Six jours plus tard, la tension ne faiblit pas en Turquie
Malgré les « excuses » du gouvernement aux victimes de brutalités policières, des milliers de personnes ont envahi à la nuit tombée la place Taksim d’Istanbul.
La tension restait vive en Turquie mercredi 5 juin au matin, après cinq jours des manifestations contre le premier ministre turc Recep Tayyip Erdogan et son parti islamo-conservateur. Malgré les « excuses » du gouvernement aux victimes de brutalités policières, des milliers de personnes ont envahi à la nuit tombée la place Taksim d’Istanbul, où ils ont scandé des slogans réclamant le départ du dirigeant, tandis que des milliers d’autres se rassemblaient à Ankara.
La Confédération des syndicats du secteur public (KESK), qui a appelé mardi à un arrêt de travail de deux jours par solidarité avec les manifestants, devrait être rejointe mercredi par la Confédération syndicale des ouvriers révolutionnaires (DISK), qui revendique 420’000 membres.
Dans la nuit de mardi à mercredi, la police a utilisé des canons à eau pour tenter de disperser les protestataires qui tentaient de se diriger vers les bureaux du premier ministre Recep Tayyip Erdogan à Istanbul et Ankara. Des heurts ont également eu lieu dans la ville de Hatay (sud-est) où un jeune homme de 22 ans était décédé la veille après avoir été blessé lors d’une manifestation. Selon la chaîne de télévision privée NTV, deux policiers et trois manifestants ont été blessés mercredi dans cette localité proche de la frontière syrienne.
Tôt mercredi matin, au moins 25 personnes ont été appréhendées à Izmir (ouest) pour avoir répandu sur le réseau social Twitter des « informations trompeuses et diffamatoires », a rapporté l’agence Anatolia.
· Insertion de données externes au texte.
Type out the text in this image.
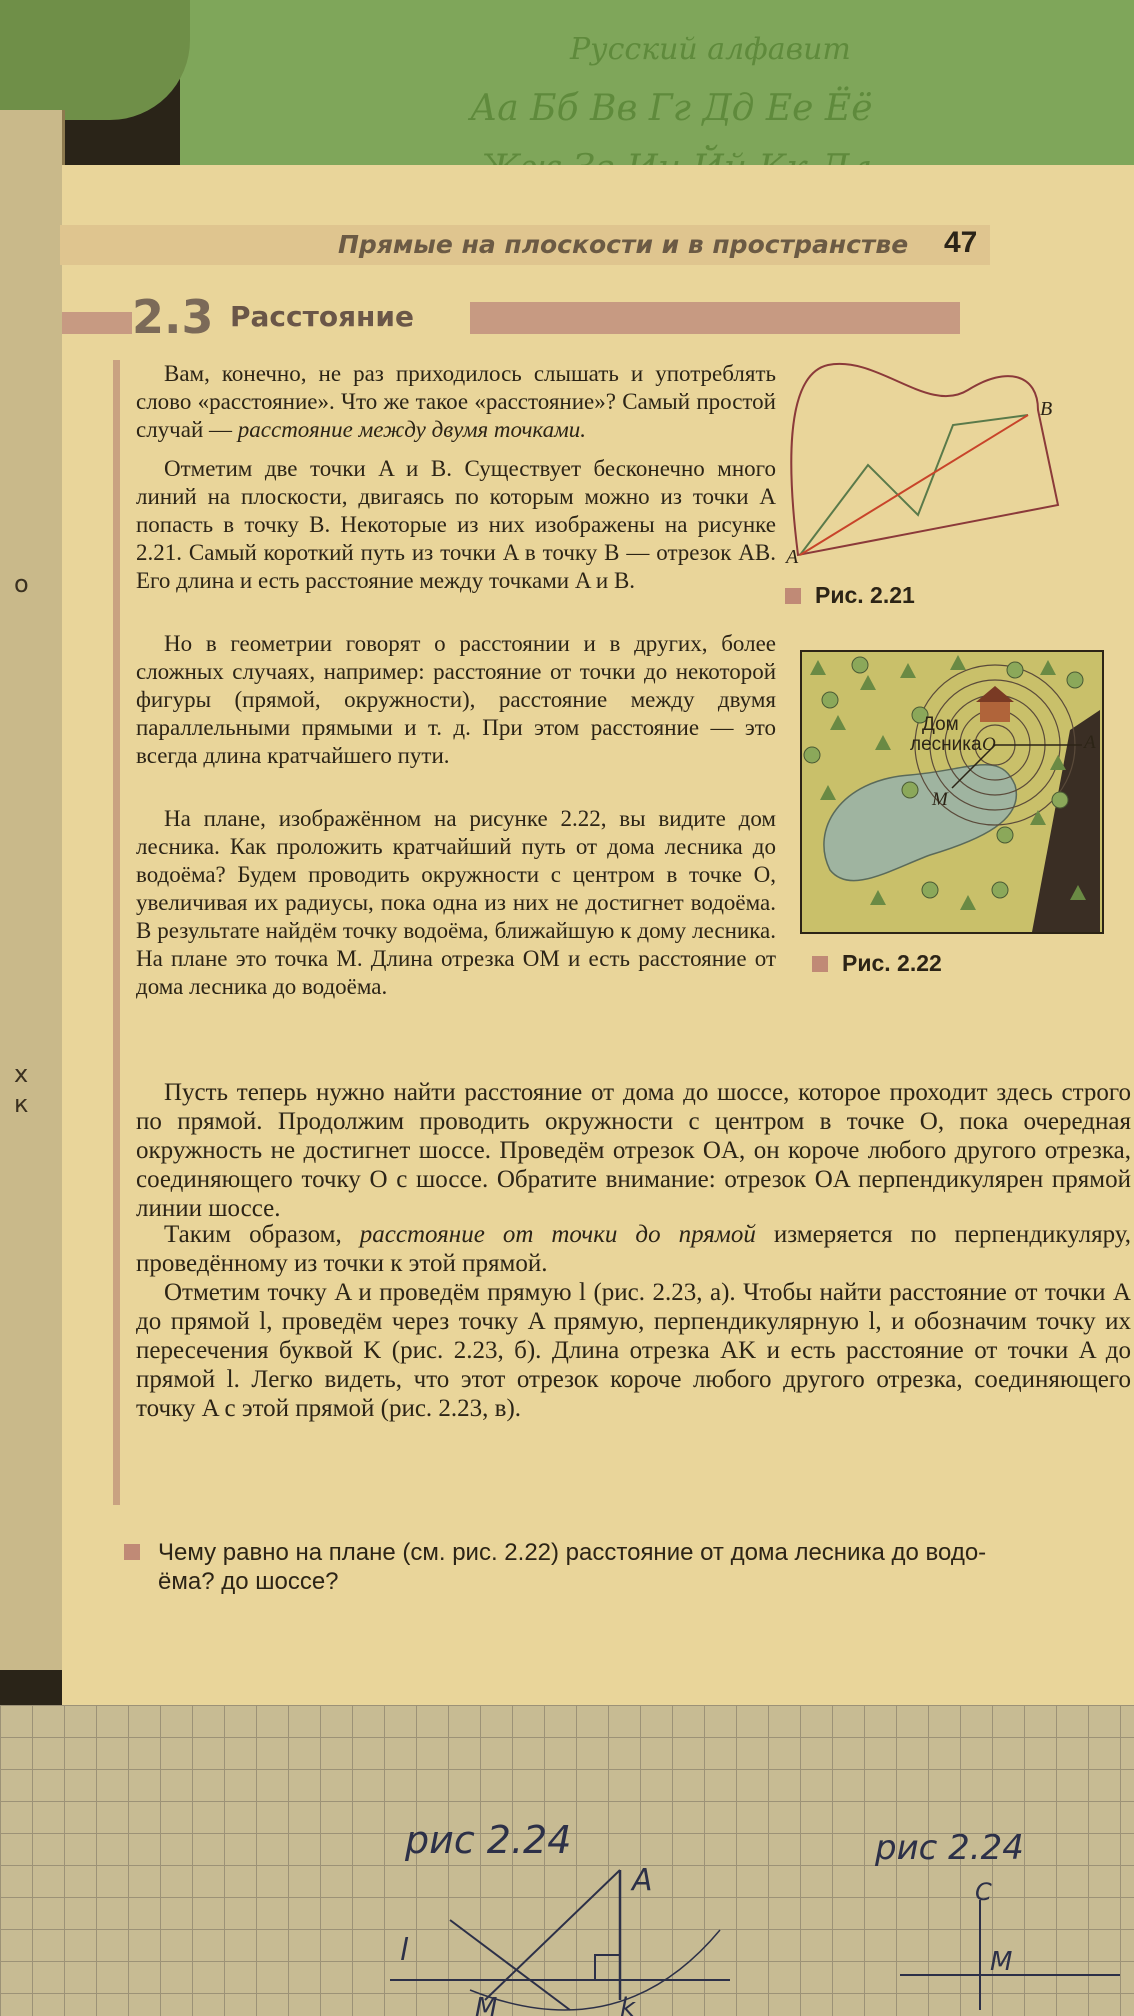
Русский алфавит
Аа Бб Вв Гг Дд Ее Ёё
о
х
к
Прямые на плоскости и в пространстве 47
2.3 Расстояние

Вам, конечно, не раз приходилось слышать и употреблять слово «расстояние». Что же такое «расстояние»? Самый простой случай — расстояние между двумя точками.

Отметим две точки A и B. Существует бесконечно много линий на плоскости, двигаясь по которым можно из точки A попасть в точку B. Некоторые из них изображены на рисунке 2.21. Самый короткий путь из точки A в точку B — отрезок AB. Его длина и есть расстояние между точками A и B.

Но в геометрии говорят о расстоянии и в других, более сложных случаях, например: расстояние от точки до некоторой фигуры (прямой, окружности), расстояние между двумя параллельными прямыми и т. д. При этом расстояние — это всегда длина кратчайшего пути.

На плане, изображённом на рисунке 2.22, вы видите дом лесника. Как проложить кратчайший путь от дома лесника до водоёма? Будем проводить окружности с центром в точке O, увеличивая их радиусы, пока одна из них не достигнет водоёма. В результате найдём точку водоёма, ближайшую к дому лесника. На плане это точка M. Длина отрезка OM и есть расстояние от дома лесника до водоёма.

Пусть теперь нужно найти расстояние от дома до шоссе, которое проходит здесь строго по прямой. Продолжим проводить окружности с центром в точке O, пока очередная окружность не достигнет шоссе. Проведём отрезок OA, он короче любого другого отрезка, соединяющего точку O с шоссе. Обратите внимание: отрезок OA перпендикулярен прямой линии шоссе.

Таким образом, расстояние от точки до прямой измеряется по перпендикуляру, проведённому из точки к этой прямой.

Отметим точку A и проведём прямую l (рис. 2.23, a). Чтобы найти расстояние от точки A до прямой l, проведём через точку A прямую, перпендикулярную l, и обозначим точку их пересечения буквой K (рис. 2.23, б). Длина отрезка AK и есть расстояние от точки A до прямой l. Легко видеть, что этот отрезок короче любого другого отрезка, соединяющего точку A с этой прямой (рис. 2.23, в).

A
B
Рис. 2.21
Дом
лесника O	A
M
Рис. 2.22
Чему равно на плане (см. рис. 2.22) расстояние от дома лесника до водо-
ёма? до шоссе?
рис 2.24	рис 2.24
A
l
M	k
C
M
Ali Engin, un responsable local du principal parti d’opposition, le Parti républicain du peuple (CHP), assure que les suspects étaient détenus pour avoir « appelé les gens à manifester ».
VOLONTÉ D’APAISEMENT
Mardi, au lendemain d’une nouvelle nuit de violences marquée par la mort d’un deuxième contestataire, le vice-premier ministre Bülent Arinç avait tenté d’enrayer le mouvement en qualifiant de « légitimes » les revendications des écologistes à l’origine des troubles et invité les mécontents à rester chez eux. Au sortir d’une réunion avec le président Abdullah Gül, il a également présenté ses excuses aux très nombreux blessés civils, à l’exception toutefois de « ceux qui ont causé des dégâts dans les rues et tenté d’entraver les libertés des gens ».
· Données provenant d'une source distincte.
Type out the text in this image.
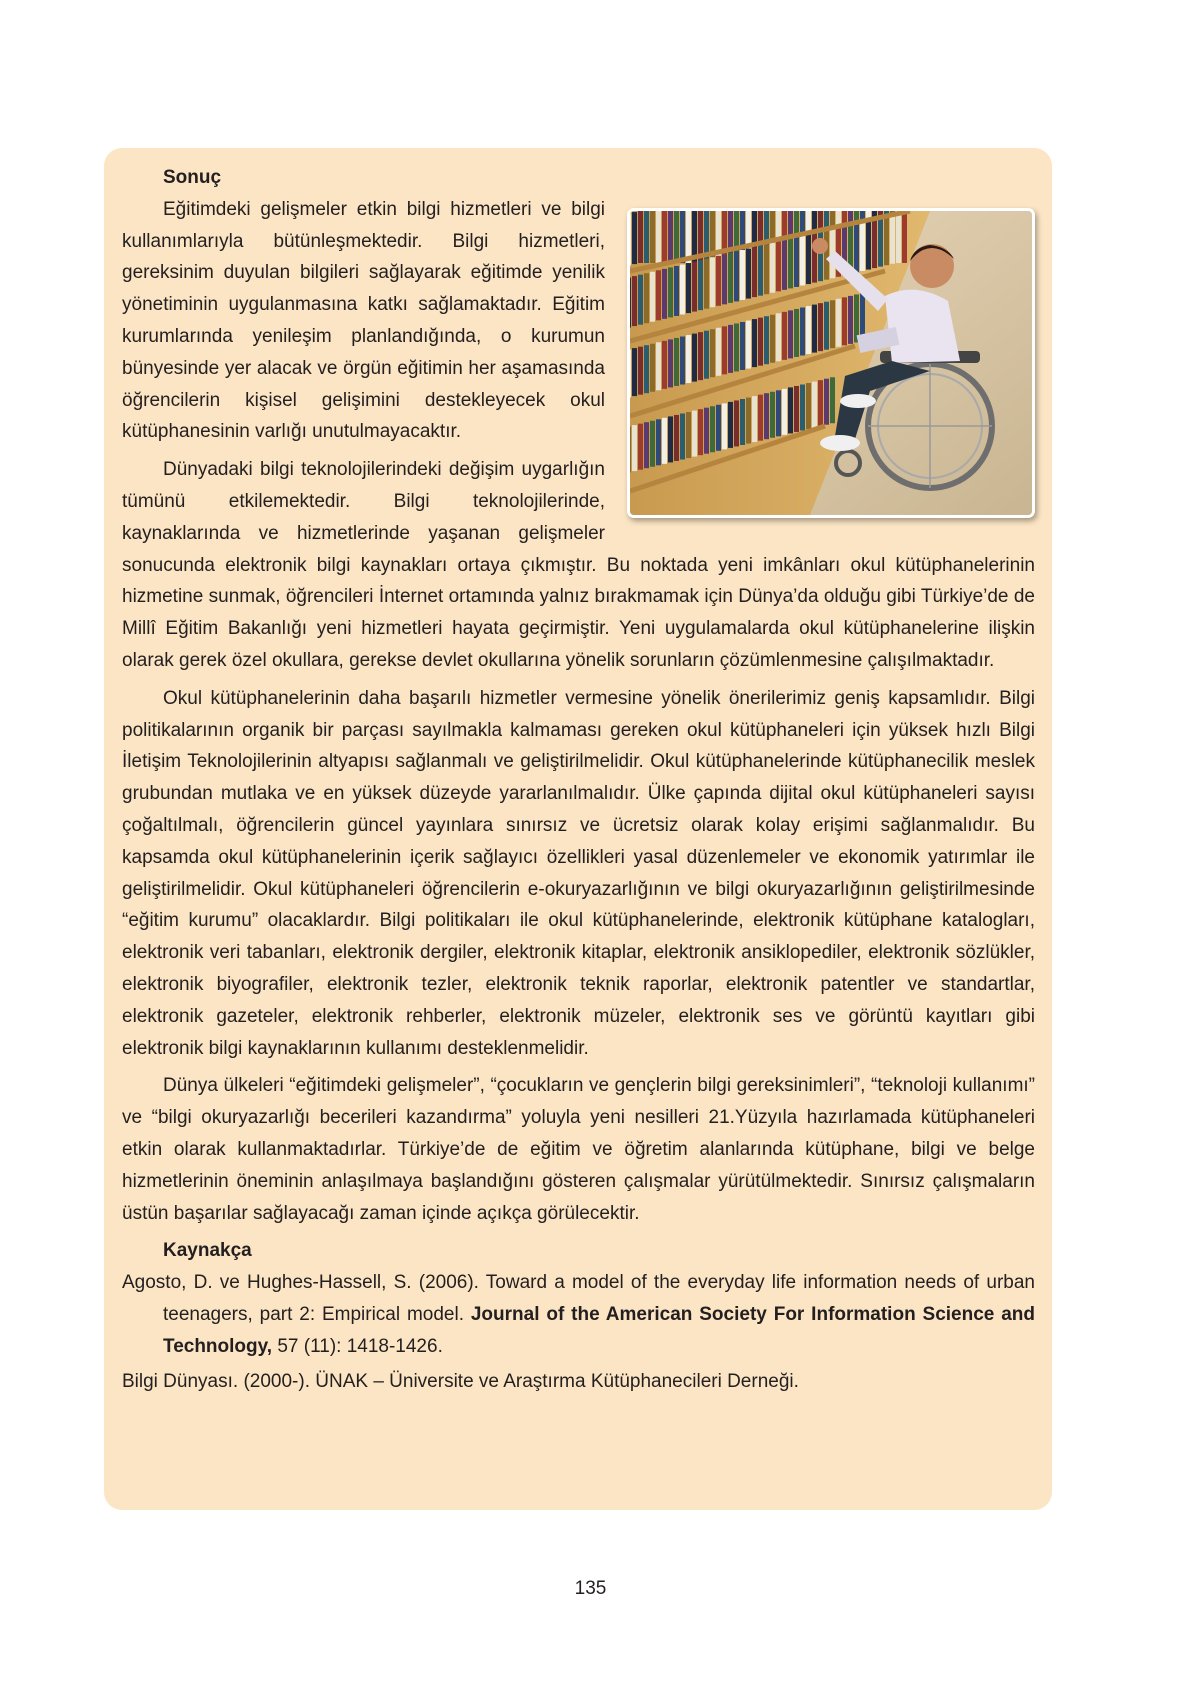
Sonuç

Eğitimdeki gelişmeler etkin bilgi hizmetleri ve bilgi kullanımlarıyla bütünleşmektedir. Bilgi hizmetleri, gereksinim duyulan bilgileri sağlayarak eğitimde yenilik yönetiminin uygulanmasına katkı sağlamaktadır. Eğitim kurumlarında yenileşim planlandığında, o kurumun bünyesinde yer alacak ve örgün eğitimin her aşamasında öğrencilerin kişisel gelişimini destekleyecek okul kütüphanesinin varlığı unutulmayacaktır.

Dünyadaki bilgi teknolojilerindeki değişim uygarlığın tümünü etkilemektedir. Bilgi teknolojilerinde, kaynaklarında ve hizmetlerinde yaşanan gelişmeler sonucunda elektronik bilgi kaynakları ortaya çıkmıştır. Bu noktada yeni imkânları okul kütüphanelerinin hizmetine sunmak, öğrencileri İnternet ortamında yalnız bırakmamak için Dünya’da olduğu gibi Türkiye’de de Millî Eğitim Bakanlığı yeni hizmetleri hayata geçirmiştir. Yeni uygulamalarda okul kütüphanelerine ilişkin olarak gerek özel okullara, gerekse devlet okullarına yönelik sorunların çözümlenmesine çalışılmaktadır.

Okul kütüphanelerinin daha başarılı hizmetler vermesine yönelik önerilerimiz geniş kapsamlıdır. Bilgi politikalarının organik bir parçası sayılmakla kalmaması gereken okul kütüphaneleri için yüksek hızlı Bilgi İletişim Teknolojilerinin altyapısı sağlanmalı ve geliştirilmelidir. Okul kütüphanelerinde kütüphanecilik meslek grubundan mutlaka ve en yüksek düzeyde yararlanılmalıdır. Ülke çapında dijital okul kütüphaneleri sayısı çoğaltılmalı, öğrencilerin güncel yayınlara sınırsız ve ücretsiz olarak kolay erişimi sağlanmalıdır. Bu kapsamda okul kütüphanelerinin içerik sağlayıcı özellikleri yasal düzenlemeler ve ekonomik yatırımlar ile geliştirilmelidir. Okul kütüphaneleri öğrencilerin e-okuryazarlığının ve bilgi okuryazarlığının geliştirilmesinde “eğitim kurumu” olacaklardır. Bilgi politikaları ile okul kütüphanelerinde, elektronik kütüphane katalogları, elektronik veri tabanları, elektronik dergiler, elektronik kitaplar, elektronik ansiklopediler, elektronik sözlükler, elektronik biyografiler, elektronik tezler, elektronik teknik raporlar, elektronik patentler ve standartlar, elektronik gazeteler, elektronik rehberler, elektronik müzeler, elektronik ses ve görüntü kayıtları gibi elektronik bilgi kaynaklarının kullanımı desteklenmelidir.

Dünya ülkeleri “eğitimdeki gelişmeler”, “çocukların ve gençlerin bilgi gereksinimleri”, “teknoloji kullanımı” ve “bilgi okuryazarlığı becerileri kazandırma” yoluyla yeni nesilleri 21.Yüzyıla hazırlamada kütüphaneleri etkin olarak kullanmaktadırlar. Türkiye’de de eğitim ve öğretim alanlarında kütüphane, bilgi ve belge hizmetlerinin öneminin anlaşılmaya başlandığını gösteren çalışmalar yürütülmektedir. Sınırsız çalışmaların üstün başarılar sağlayacağı zaman içinde açıkça görülecektir.

Kaynakça
Agosto, D. ve Hughes-Hassell, S. (2006). Toward a model of the everyday life information needs of urban teenagers, part 2: Empirical model. Journal of the American Society For Information Science and Technology, 57 (11): 1418-1426.
Bilgi Dünyası. (2000-). ÜNAK – Üniversite ve Araştırma Kütüphanecileri Derneği.
135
Sur un plan plus politique, M. Arinç a assuré que son gouvernement respectait « les différents modes de vie » des Turcs. Depuis le début de la contestation vendredi, les manifestants accusent en effet Recep Tayyip Erdogan de dérives autoritaires et de vouloir « islamiser » la Turquie laïque. « Nous n’avons pas le droit ou le luxe d’ignorer le peuple, les démocraties ne peuvent pas exister sans opposition », a également souligné M. Arinç, promettant que son gouvernement avait « retenu la leçon » de ces événements.
« ILS SONT COINCÉS »
Ce discours a tranché avec l’intransigeance de M. Erdogan qui, sûr de son poids politique, a balayé les critiques et renvoyé ses détracteurs aux élections locales de 2014. « À mon retour de cette visite (au Maghreb), les problèmes seront réglés », a-t-il lancé, provocant, lundi à Rabat.
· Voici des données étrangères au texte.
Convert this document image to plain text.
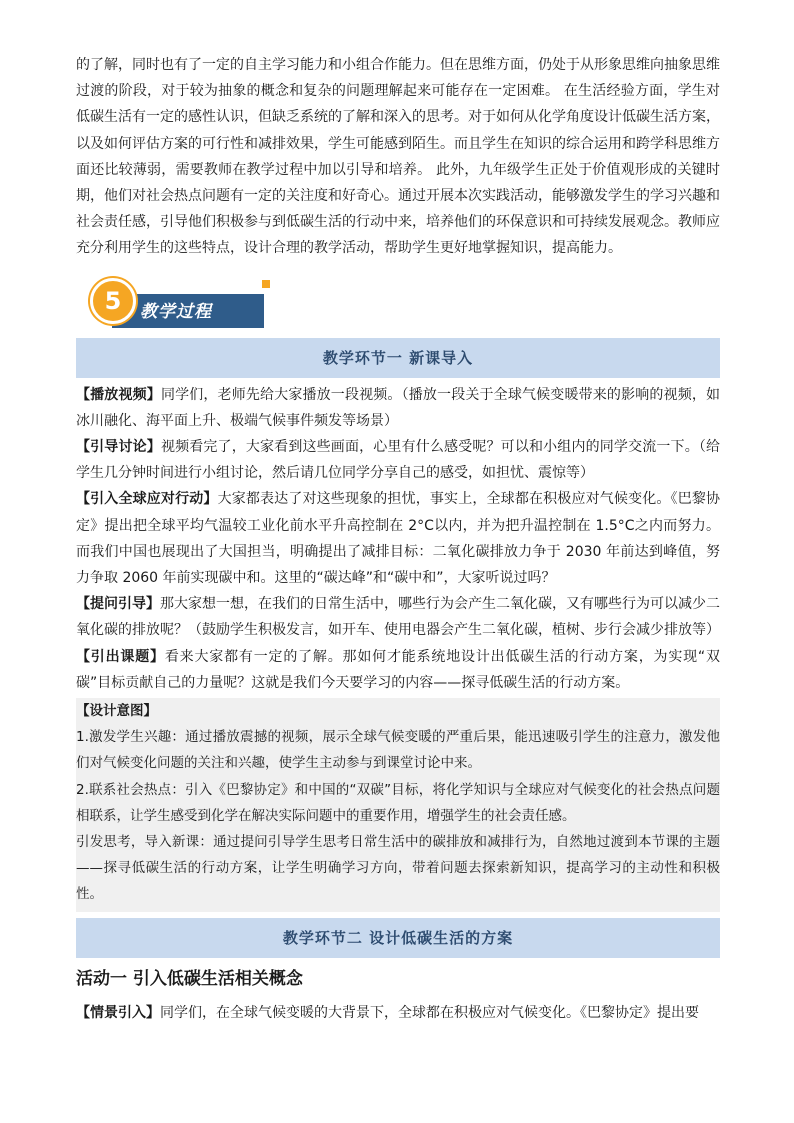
的了解，同时也有了一定的自主学习能力和小组合作能力。但在思维方面，仍处于从形象思维向抽象思维过渡的阶段，对于较为抽象的概念和复杂的问题理解起来可能存在一定困难。 在生活经验方面，学生对低碳生活有一定的感性认识，但缺乏系统的了解和深入的思考。对于如何从化学角度设计低碳生活方案，以及如何评估方案的可行性和减排效果，学生可能感到陌生。而且学生在知识的综合运用和跨学科思维方面还比较薄弱，需要教师在教学过程中加以引导和培养。 此外，九年级学生正处于价值观形成的关键时期，他们对社会热点问题有一定的关注度和好奇心。通过开展本次实践活动，能够激发学生的学习兴趣和社会责任感，引导他们积极参与到低碳生活的行动中来，培养他们的环保意识和可持续发展观念。教师应充分利用学生的这些特点，设计合理的教学活动，帮助学生更好地掌握知识，提高能力。

5	教学过程
教学环节一 新课导入

【播放视频】同学们，老师先给大家播放一段视频。（播放一段关于全球气候变暖带来的影响的视频，如冰川融化、海平面上升、极端气候事件频发等场景）

【引导讨论】视频看完了，大家看到这些画面，心里有什么感受呢？可以和小组内的同学交流一下。（给学生几分钟时间进行小组讨论，然后请几位同学分享自己的感受，如担忧、震惊等）

【引入全球应对行动】大家都表达了对这些现象的担忧，事实上，全球都在积极应对气候变化。《巴黎协定》提出把全球平均气温较工业化前水平升高控制在 2°C以内，并为把升温控制在 1.5°C之内而努力。而我们中国也展现出了大国担当，明确提出了减排目标：二氧化碳排放力争于 2030 年前达到峰值，努力争取 2060 年前实现碳中和。这里的“碳达峰”和“碳中和”，大家听说过吗？

【提问引导】那大家想一想，在我们的日常生活中，哪些行为会产生二氧化碳，又有哪些行为可以减少二氧化碳的排放呢？（鼓励学生积极发言，如开车、使用电器会产生二氧化碳，植树、步行会减少排放等）

【引出课题】看来大家都有一定的了解。那如何才能系统地设计出低碳生活的行动方案，为实现“双碳”目标贡献自己的力量呢？这就是我们今天要学习的内容——探寻低碳生活的行动方案。

【设计意图】

1.激发学生兴趣：通过播放震撼的视频，展示全球气候变暖的严重后果，能迅速吸引学生的注意力，激发他们对气候变化问题的关注和兴趣，使学生主动参与到课堂讨论中来。

2.联系社会热点：引入《巴黎协定》和中国的“双碳”目标，将化学知识与全球应对气候变化的社会热点问题相联系，让学生感受到化学在解决实际问题中的重要作用，增强学生的社会责任感。

引发思考，导入新课：通过提问引导学生思考日常生活中的碳排放和减排行为，自然地过渡到本节课的主题——探寻低碳生活的行动方案，让学生明确学习方向，带着问题去探索新知识，提高学习的主动性和积极性。

教学环节二 设计低碳生活的方案
活动一 引入低碳生活相关概念

【情景引入】同学们，在全球气候变暖的大背景下，全球都在积极应对气候变化。《巴黎协定》提出要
Les excuses du vice-Premier ministre ont été saluées par les États-Unis, qui s’étaient inquiétés de l’usage « excessif » de la force. « S’ils font marche arrière, s’ils changent quelque chose en Turquie, le conservatisme et tout ce qu’ils ont fait, alors peut-être la foule pourra-t-elle rentrer chez elle », a déclaré Didem Kul, une étudiante de 24 ans qui « occupe » Taksim. « Mais nous ne pouvons pas rentrer chez nous sans en avoir la preuve » . « Ces excuses, c’est pour limiter la casse et parce qu’ils sont coincés », a renchéri Baki Cinar, le porte-parole de la KESK.
Hormis les deux personnes décédées dimanche et lundi, les violences des quatre derniers jours ont fait plus de 1500 blessés à Istanbul et au moins 700 à Ankara, selon les organisations de défense des droits de l’homme et les syndicats de médecins. Ces chiffres n’ont pas été confirmés par les autorités. Le porte-parole du gouvernement a évalué mardi à seulement 64 manifestants et 244 policiers le nombre des blessés.
La brutalité de la répression, largement évoquée sur les réseaux sociaux turcs, a suscité de nombreuses critiques dans les pays occidentaux. La porte-parole du Haut-commissaire des Nations unies aux droits de l’homme, Navy Pillay, a demandé à la Turquie de mener une enquête « rapide, complète, indépendante et impartiale » sur « les policiers qui auraient violé la loi et les normes internationales des droits de l’homme ».
Leur presse (LeMonde.fr avec l’Agence Faut Payer, 5 juin 2013)
Istanbul : manif collective de clubs rivaux
Plusieurs milliers de supporteurs des clubs de football stambouliotes du Besiktas et de Fenerbahce, bien que rivaux, ont manifesté ensemble aujourd’hui au cinquième jour du mouvement de protestation contre le gouvernement qui agite l’ensemble de la Turquie.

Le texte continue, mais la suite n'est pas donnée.